Monday 13 September 2010

'A Highland reel, not an Irish reel'

Get up, our Anna dear, from the weary spinning wheel;
For your father's on the hill, and your mother is asleep;
Come up among the crags, and we'll dance a Highland reel,
Around the Fairy Thorn on the steep.
In the first verse of his poem The Fairy Thorn, the Ulster poet Samuel Ferguson described a young couple who were about to dance ‘a Highland reel’. It is interesting to note that he said ‘a Highland reel’ not ‘an Irish reel’. Ferguson grew up at Glenwherry in county Antrim and was buried at Donegore, also in county Antrim. He was familiar with the culture of the Ulster-Scots in Antrim and he specifically mentioned ‘a Highland reel’. 

As regards musical instruments we find in the Ordnance Survey Memoir for the parish of Carnmoney, a thoroughly Ulster-Scots area, that: ‘The violin is the usual instrument but the Highland pipes are also sometimes introduced.’

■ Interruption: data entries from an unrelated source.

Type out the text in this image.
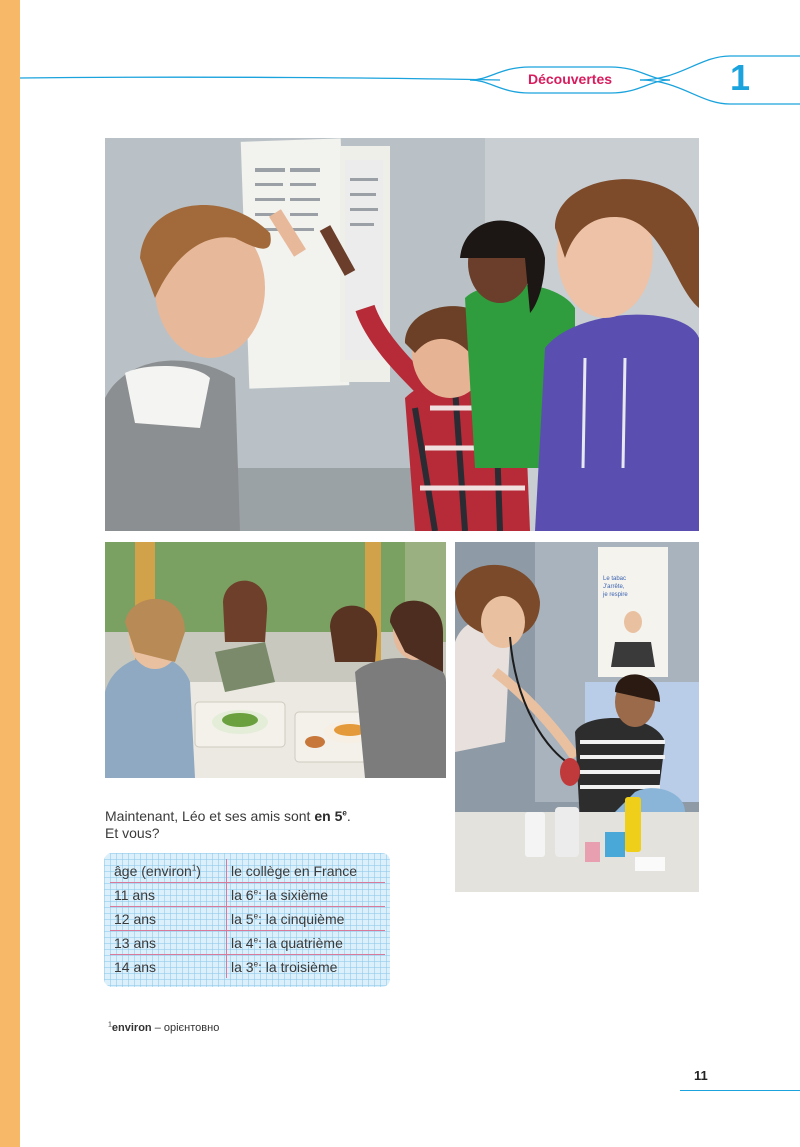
Découvertes	1
Le tabac
J'arrête,
je respire
Maintenant, Léo et ses amis sont en 5e.
Et vous?
âge (environ$^1$)	le collège en France
11 ans	la 6e: la sixième
12 ans	la 5e: la cinquième
13 ans	la 4e: la quatrième
14 ans	la 3e: la troisième
$^1$environ – орієнтовно
11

There is some other useful information about instruments in a letter to the Cork Evening Post (11 July 1763).  It was noted that there had been a parade by the Hearts of Oak near Markethill, ‘when they ‘filled at least two miles of the road and were formed into companies, with each a standard or colours displayed; of which [companies] he says he counted thirty with drums, horns, fiddlers and bagpipes’. 

As regards the tunes and songs of the Ulster-Scots the Ordnance Survey Memoir for the parish of Carnmoney states: ‘Their airs and ballads are merely those commonly known in the country and are strictly Scottish.’ 

Further information about the tunes and songs of the Ulster-Scots is available from many sources but has never been fully researched. However we know many of the tunes they used because these were often named alongside poems and songs when they were printed. For example, when the poet Andrew McKenzie, the Bard of Dunover, was initiated into Greenhill Masonic Lodge No 985 on 2 February 1810 he marked the occasion by writing a song entitled Greenhill and we know this was to be sung to the Scottish tune ‘Lochaber no more’. 

It is important to preserve the authenticity of Ulster-Scots culture and therefore it is necessary to research the music, the song, the dances and the instruments of the Ulster-Scots. Cultures develop and evolve but they do so from an authentic core.